Marlene Jugl Wins IRSPM Christopher Pollitt Prize for Best Conference Paper

, by Weiwei Chen
This prize is awarded to the authors of the best paper submitted and presented during the International Research Society for Public Management conference

Marlene Jugl, of Bocconi's Department of Social and Political Sciences, is one of the two winners of Christopher Pollitt Prize for Best Conference Paper, conferred by the International Research Society for Public Management (IRSPM).

This prize is awarded during the IRSPM conference to the authors of the best paper submitted and presented at any panel of the conference (Budapest, 3-5 April, 2023). Papers are nominated by panel chairs and assessed by a committee chaired by the conference host. It is named after the late Professor Christopher Pollitt, whose outstanding public management scholarship is well known around the world.

Prof. Jugl's paper, "Country Size, Vulnerability, and Collective Crisis Recognition", studies how different governments recognize crises to better understand the reasons why some manage crises more efficiently than others.
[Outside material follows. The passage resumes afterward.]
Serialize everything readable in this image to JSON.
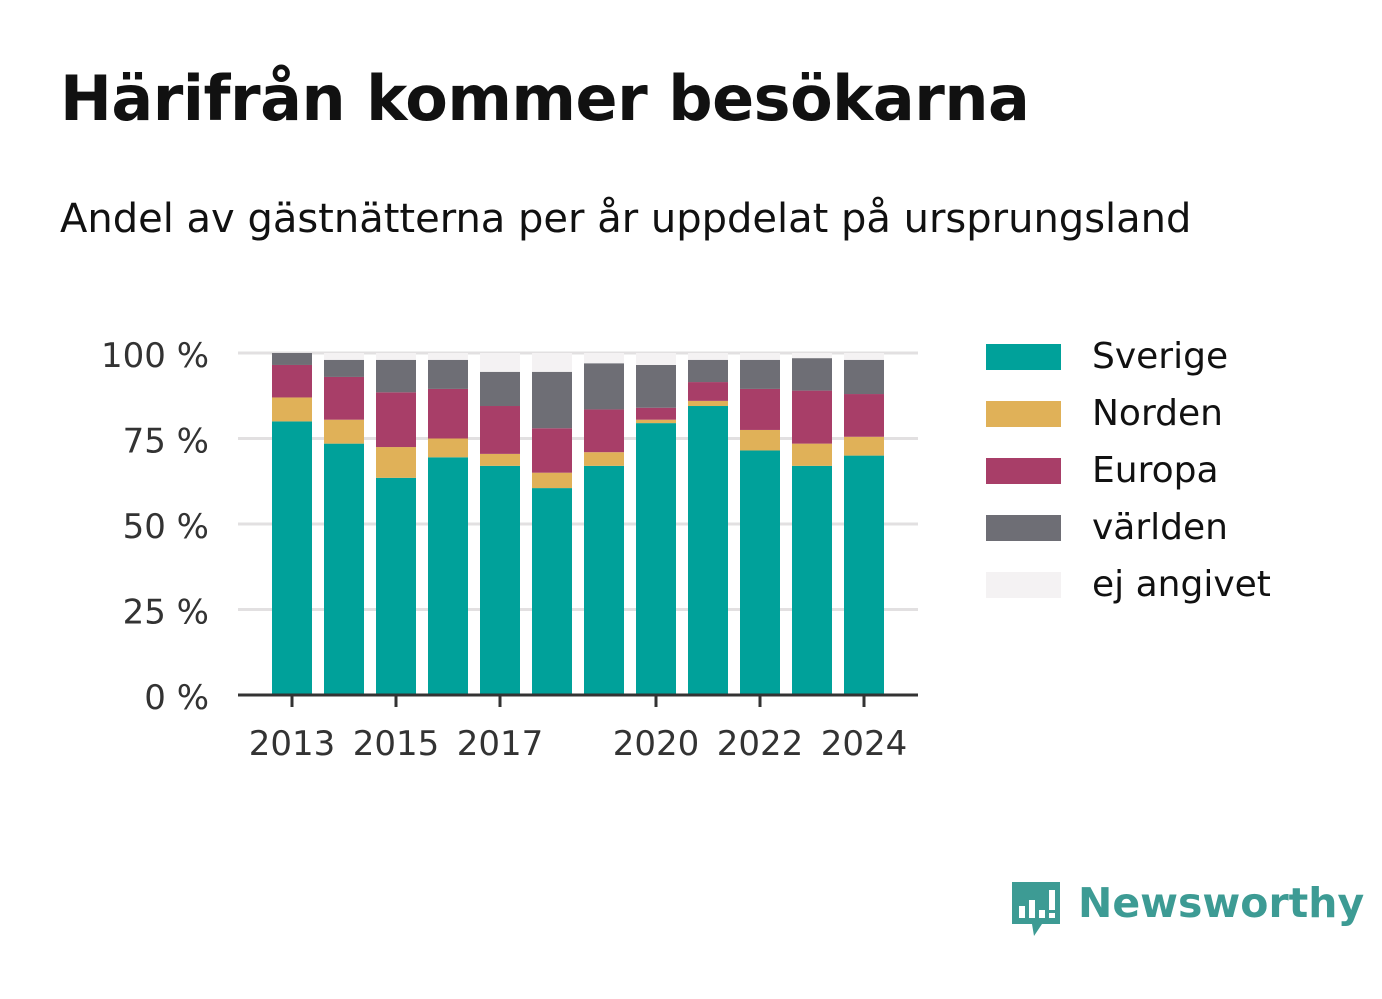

Previous literature has argued that the more specialized governments are, the better they are at recognizing a crisis early, but Prof. Jugl finds the opposite. "When there is a formal professional structure that focuses on monitoring crisis signals, everyone else just says 'it's their business' and does not pay attention to it. This was the case of Germany during the migration crisis in 2015. The country had a specialized monitoring unit, but they were under so much pressure that they were very afraid of sounding a false alarm. So, they completely underestimated the number of asylum seekers in 2015 and, in the end, this structure failed. Luxembourg however, being a small country, didn't have the capacity for such a specialized unit. And we would expect, based on previous research, that they would not be so good at recognizing the crisis, but they were actually better and faster," says Prof. Jugl. "It's kind of a paradox, but the reason is that in the case of Luxembourg, everyone in the government tried to contribute, which made the difference."

IRSPM's mission is to develop and support research about public management and public policy implementation amongst the international research community and to facilitate the creation and dissemination of new knowledge and understanding across this community.